### Download CoralNet (Notebook)

This notebook can be useful for experimenting with the functions in
`Download_CoralNet.py`. The script is designed to be run from the command line,
and will allow a user to download the images, annotations, labelset, and
model metadata from a list containing the IDs of sources they are interested
 in.

#### Import packages

In [1]:
from CoralNet_Download import *

#### Set up authentication

The first step is to authenticate with CoralNet. You need to provide your
username and password. If you don't have an account, you can create one at
https://coralnet.ucsd.edu/. If you don't want to provide your credentials
every time you run the script, you can store them in a separate file, or make
them user/environmental variables. If you don't want to store your credentials
in a file, you can also provide them as arguments when you run the script.

In [2]:
# Username
CORALNET_USERNAME = os.getenv("CORALNET_USERNAME")
USERNAME = input("Username: ") if not CORALNET_USERNAME else CORALNET_USERNAME

# Password
CORALNET_PASSWORD = os.getenv("CORALNET_PASSWORD")
PASSWORD = input("Password: ") if not CORALNET_PASSWORD else CORALNET_PASSWORD

try:
    # Authenticate
    authenticate(USERNAME, PASSWORD)
except Exception as e:
    print(e)

# Set the path to the root directory where you want to save the data for
# each source. The data will be saved in a subdirectory named after the source.
OUTPUT_DIR = "../CoralNet_Data/"

NOTE: Successfully logged in for jordan.pierce@noaa.gov


#### Download one or multiple sources' data

In this cell we'll download a source's data given the ID of the source.
The only requirements are that the source exists and that the user has
permission to access it. The source ID can be found in the URL of the source's
page on CoralNet. You also need to provide your username and password,
regardless of whether the source is public or private. If the source is
private and you do have access to it, you will be able to download the data.

In [None]:
# Next we download the data for each desired source. If you want to download
# data for multiple sources, you can put the source IDs in a list and iterate
# over them, or use multiprocessing/threading to download data simultaneously.

# Source IDs
SOURCE_IDs = [4033]

[download_data(id, USERNAME, PASSWORD, OUTPUT_DIR) for id in SOURCE_IDs];

Downloading Metadata...


#### Download a list of all public sources

If you want to know what sources are available on CoralNet, you can download a
dataframe containing all public source IDs and their name.
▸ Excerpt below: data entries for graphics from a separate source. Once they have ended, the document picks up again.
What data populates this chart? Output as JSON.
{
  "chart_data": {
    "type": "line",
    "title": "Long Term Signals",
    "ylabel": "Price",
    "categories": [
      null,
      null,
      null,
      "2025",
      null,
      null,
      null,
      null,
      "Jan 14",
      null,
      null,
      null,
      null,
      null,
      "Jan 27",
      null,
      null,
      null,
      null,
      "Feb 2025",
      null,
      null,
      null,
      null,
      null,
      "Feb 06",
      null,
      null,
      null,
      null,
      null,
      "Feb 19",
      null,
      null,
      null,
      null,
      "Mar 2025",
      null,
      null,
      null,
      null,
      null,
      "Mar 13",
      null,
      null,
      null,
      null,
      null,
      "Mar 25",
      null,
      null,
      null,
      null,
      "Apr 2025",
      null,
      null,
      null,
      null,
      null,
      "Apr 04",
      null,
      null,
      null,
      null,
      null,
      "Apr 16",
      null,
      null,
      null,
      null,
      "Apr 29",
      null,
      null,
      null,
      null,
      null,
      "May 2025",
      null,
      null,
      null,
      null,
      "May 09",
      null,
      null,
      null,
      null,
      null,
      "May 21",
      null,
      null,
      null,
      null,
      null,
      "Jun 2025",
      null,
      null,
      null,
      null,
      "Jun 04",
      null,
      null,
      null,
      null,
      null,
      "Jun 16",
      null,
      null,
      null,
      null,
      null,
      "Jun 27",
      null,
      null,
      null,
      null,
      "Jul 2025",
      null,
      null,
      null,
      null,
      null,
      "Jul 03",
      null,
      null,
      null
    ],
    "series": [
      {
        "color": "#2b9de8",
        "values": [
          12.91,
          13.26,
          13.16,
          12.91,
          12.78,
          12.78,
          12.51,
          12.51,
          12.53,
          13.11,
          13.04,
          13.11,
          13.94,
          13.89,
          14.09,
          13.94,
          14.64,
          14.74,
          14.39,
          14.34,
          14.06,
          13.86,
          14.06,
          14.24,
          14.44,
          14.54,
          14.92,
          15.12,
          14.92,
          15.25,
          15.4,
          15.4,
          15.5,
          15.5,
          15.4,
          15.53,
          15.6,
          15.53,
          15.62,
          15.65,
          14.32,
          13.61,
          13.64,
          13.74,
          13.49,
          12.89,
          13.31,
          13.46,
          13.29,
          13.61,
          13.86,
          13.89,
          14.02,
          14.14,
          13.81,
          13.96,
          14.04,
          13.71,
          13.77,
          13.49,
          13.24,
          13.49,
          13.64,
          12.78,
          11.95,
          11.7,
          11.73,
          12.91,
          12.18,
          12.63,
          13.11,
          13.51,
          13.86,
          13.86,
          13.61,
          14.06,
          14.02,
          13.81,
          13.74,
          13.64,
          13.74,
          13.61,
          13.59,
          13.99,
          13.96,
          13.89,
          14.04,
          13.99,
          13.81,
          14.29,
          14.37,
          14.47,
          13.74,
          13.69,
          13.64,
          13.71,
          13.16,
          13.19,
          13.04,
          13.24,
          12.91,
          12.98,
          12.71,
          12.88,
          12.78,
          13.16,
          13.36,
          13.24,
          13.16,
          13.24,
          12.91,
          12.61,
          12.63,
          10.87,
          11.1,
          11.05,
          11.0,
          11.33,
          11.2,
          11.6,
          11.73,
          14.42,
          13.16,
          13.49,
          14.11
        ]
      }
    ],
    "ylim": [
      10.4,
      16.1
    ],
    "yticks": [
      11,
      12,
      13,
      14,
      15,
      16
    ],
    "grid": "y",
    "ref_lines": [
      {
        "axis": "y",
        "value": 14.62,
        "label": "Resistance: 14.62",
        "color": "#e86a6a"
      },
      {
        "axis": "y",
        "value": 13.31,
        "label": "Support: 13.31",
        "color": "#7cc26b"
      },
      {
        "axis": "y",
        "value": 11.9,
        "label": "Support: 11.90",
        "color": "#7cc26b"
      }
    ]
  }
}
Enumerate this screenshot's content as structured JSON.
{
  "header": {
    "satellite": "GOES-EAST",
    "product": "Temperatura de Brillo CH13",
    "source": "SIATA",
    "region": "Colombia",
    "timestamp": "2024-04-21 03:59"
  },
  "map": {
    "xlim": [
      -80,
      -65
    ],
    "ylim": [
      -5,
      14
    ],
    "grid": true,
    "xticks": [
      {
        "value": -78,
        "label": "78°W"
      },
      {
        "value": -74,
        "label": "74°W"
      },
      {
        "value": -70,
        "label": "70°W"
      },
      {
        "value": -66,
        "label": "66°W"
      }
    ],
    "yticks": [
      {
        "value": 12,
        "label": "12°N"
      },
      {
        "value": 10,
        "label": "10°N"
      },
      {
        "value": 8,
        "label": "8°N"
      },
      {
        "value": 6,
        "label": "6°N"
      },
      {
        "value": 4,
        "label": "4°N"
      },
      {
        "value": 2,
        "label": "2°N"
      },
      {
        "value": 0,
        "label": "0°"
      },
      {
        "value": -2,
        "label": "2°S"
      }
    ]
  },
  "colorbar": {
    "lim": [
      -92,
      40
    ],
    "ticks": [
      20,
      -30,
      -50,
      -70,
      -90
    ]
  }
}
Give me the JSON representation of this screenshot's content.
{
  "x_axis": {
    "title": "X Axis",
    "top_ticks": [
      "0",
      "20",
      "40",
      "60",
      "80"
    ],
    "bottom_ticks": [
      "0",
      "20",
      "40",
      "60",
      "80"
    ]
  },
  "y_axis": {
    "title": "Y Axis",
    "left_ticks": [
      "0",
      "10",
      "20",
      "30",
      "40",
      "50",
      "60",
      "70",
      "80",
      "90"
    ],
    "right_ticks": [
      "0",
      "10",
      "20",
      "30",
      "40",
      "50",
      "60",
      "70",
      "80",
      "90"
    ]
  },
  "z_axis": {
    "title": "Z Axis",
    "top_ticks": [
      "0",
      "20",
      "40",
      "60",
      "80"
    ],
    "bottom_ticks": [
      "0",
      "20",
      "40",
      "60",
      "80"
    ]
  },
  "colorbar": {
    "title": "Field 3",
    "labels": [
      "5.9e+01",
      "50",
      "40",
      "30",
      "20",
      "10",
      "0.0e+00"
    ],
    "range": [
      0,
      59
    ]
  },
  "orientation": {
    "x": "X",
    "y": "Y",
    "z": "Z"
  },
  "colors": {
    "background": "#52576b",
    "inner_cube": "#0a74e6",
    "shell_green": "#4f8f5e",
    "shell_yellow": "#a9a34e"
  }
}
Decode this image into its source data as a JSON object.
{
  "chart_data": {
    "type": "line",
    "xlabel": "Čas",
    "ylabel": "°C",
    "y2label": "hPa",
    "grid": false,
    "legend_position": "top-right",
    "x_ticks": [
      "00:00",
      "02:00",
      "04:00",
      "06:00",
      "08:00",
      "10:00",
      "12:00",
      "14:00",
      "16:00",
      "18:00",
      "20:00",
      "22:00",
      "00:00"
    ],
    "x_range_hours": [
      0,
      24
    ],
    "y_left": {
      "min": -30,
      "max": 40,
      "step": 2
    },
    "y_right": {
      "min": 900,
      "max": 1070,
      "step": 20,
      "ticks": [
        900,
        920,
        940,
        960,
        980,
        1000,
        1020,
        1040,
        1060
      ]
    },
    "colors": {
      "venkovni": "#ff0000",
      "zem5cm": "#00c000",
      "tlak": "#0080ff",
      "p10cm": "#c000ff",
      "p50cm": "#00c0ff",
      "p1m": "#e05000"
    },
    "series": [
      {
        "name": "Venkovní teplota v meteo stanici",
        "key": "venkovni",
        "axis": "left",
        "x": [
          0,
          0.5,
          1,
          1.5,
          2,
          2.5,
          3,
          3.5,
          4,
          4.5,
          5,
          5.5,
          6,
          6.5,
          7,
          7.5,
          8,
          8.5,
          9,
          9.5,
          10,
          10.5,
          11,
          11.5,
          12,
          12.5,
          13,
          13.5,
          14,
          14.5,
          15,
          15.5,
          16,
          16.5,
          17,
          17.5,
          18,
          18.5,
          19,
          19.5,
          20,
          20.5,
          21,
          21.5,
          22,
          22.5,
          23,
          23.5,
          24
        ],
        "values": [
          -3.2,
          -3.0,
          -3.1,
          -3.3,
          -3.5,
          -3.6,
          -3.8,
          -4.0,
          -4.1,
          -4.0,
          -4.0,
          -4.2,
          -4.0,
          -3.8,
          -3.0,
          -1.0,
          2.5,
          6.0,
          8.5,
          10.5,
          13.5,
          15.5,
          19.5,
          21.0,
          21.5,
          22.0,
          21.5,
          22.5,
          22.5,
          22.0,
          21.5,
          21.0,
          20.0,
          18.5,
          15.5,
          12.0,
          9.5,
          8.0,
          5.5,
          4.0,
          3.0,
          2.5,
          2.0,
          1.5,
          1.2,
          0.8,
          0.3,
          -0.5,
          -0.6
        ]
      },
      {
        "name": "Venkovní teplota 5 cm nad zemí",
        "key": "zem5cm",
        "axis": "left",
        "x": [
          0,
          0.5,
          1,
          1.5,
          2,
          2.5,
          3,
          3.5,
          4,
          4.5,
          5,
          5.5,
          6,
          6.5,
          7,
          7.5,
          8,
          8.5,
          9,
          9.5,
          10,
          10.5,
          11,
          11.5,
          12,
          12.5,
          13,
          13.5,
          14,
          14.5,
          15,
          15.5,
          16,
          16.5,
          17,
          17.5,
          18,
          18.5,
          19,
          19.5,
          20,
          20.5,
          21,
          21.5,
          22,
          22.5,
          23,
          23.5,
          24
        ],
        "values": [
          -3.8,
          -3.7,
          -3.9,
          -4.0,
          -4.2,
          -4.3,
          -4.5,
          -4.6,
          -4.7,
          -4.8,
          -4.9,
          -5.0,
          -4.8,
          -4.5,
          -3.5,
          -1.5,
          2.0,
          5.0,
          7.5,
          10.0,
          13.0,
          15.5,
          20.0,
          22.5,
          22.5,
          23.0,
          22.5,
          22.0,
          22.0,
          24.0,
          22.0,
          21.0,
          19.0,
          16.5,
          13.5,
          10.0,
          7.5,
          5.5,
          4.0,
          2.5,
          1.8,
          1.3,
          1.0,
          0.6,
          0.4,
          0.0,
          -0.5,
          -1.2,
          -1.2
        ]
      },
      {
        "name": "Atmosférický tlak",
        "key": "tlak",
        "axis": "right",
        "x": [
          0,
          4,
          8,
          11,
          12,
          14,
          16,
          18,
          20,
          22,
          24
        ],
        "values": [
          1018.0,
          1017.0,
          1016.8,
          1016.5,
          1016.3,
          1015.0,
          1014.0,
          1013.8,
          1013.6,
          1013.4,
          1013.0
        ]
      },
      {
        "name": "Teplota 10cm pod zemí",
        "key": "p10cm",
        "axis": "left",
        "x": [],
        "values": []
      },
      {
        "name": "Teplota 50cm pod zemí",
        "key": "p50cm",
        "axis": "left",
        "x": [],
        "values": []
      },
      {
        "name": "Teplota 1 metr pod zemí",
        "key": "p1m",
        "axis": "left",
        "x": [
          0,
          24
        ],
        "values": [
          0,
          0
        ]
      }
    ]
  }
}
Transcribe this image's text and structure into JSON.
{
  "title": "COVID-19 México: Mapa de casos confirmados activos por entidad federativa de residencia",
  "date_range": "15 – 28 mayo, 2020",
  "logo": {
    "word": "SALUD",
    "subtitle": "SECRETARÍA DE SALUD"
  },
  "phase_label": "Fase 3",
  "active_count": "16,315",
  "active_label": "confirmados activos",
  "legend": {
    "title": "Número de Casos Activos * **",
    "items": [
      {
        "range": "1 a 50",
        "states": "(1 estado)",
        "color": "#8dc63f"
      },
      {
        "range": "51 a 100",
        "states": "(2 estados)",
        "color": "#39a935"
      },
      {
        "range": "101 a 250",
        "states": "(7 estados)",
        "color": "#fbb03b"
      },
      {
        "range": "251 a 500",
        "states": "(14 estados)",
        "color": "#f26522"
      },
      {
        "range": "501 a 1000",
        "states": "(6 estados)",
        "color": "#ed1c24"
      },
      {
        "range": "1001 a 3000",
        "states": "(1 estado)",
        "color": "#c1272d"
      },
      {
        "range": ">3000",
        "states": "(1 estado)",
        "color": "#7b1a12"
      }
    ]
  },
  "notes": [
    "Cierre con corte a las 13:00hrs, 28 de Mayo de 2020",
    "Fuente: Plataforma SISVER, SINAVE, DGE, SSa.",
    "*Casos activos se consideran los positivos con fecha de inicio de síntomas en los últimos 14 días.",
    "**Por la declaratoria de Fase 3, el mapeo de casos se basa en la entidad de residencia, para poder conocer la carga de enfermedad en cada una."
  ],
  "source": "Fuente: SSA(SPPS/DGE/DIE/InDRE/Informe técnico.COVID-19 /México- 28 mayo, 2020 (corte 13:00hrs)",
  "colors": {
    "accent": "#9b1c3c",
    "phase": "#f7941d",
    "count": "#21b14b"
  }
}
The dataframe is
saved as a csv file in the output directory.

In [6]:
public_sources = download_coralnet_sources(USERNAME, PASSWORD, OUTPUT_DIR)
public_sources.sample(5)

Downloading CoralNet Source List...
Source ID list exported successfully.


Unnamed: 0,Source_ID,Source_Name
67,3383,BIO 403
601,1358,Tiles_Bermuda2019
436,2970,NFWF
45,3560,Andrej Fucak
518,3032,Rocky Shore Costa Rica


#### Download a list of all public labelsets

You can also download a dataframe containing all the public labelsets. The
dataframe will contain the name of the labelset, the link to the labelset's
page on CoralNet, the functional group, and the other attributes you find in
 the table on the labelset page. The dataframe is saved as a csv file in the
    output directory.

In [10]:
public_labelsets = download_coralnet_labelset(USERNAME, PASSWORD, OUTPUT_DIR)
public_labelsets.sample(5)

Downloading CoralNet Labeset List...
Labelset list exported successfully.


Unnamed: 0,Label ID,Name,URL,Functional Group,Popularity %,Short Code,Duplicate,Duplicate Notes,Verified,Has Calcification Rates
910,5949,Dictiosphaeria versluysii,https://coralnet.ucsd.edu/label/5949/,Hard coral,0,DVER,False,,False,False
5303,2994,Cnidaria: Colonial anemone: zoanthids,https://coralnet.ucsd.edu/label/2994/,Other,40,CC,False,,False,False
2234,2694,0mm Yellow Encrusting Sponge,https://coralnet.ucsd.edu/label/2694/,Other Invertebrates,43,0mmYEnSp,False,,False,False
3121,1648,Crown of Thorns Sea Star,https://coralnet.ucsd.edu/label/1648/,Other Invertebrates,74,COT,False,,True,False
3044,1857,Coral: Black/Octocorals: Massive soft corals,https://coralnet.ucsd.edu/label/1857/,Other Invertebrates,54,OM,True,Duplicate of Soft Coral (massive),False,False


#### Find public sources with desired labelsets

Given a list of desired labelsets, you can then identify which sources
contain them. With the source IDs, you can then download all
public sources that contain those labelsets.

In [7]:
# List of desired labelsets
desired_labelsets = ["Acropora"]
subset_labelset = public_labelsets[public_labelsets["Name"].isin(desired_labelsets)]

subset_labelset

Unnamed: 0,Name,URL,Functional_Group,Popularity %,Short_Code,Duplicate,Duplicate Notes,Verified,Has_Calcification_Rates
25,Acropora,https://coralnet.ucsd.edu/label/59/,Hard coral,85,Acropora,False,,True,True


In [8]:
desired_sources = get_sources_with(subset_labelset, USERNAME, PASSWORD, OUTPUT_DIR)

Finding sources with desired labelsets...
Source ID List exported successfully.


Use this dataframe with the public sources dataframe as filter to identify
 just the sources with the desired labelsets.

In [9]:
public_sources[public_sources["Source_ID"].isin(desired_sources['Source_ID'])]

Unnamed: 0,Source_ID,Source_Name
10,3551,2Maldives_2Katie
28,3305,AFCD trial species
29,4029,Ahmed Fizal
31,290,AIMS LTMP
50,3424,Ant
...,...,...
642,3577,WAPA RFI
652,3415,Windward
654,3046,WorkshopTest
656,109,WSU West Hawaii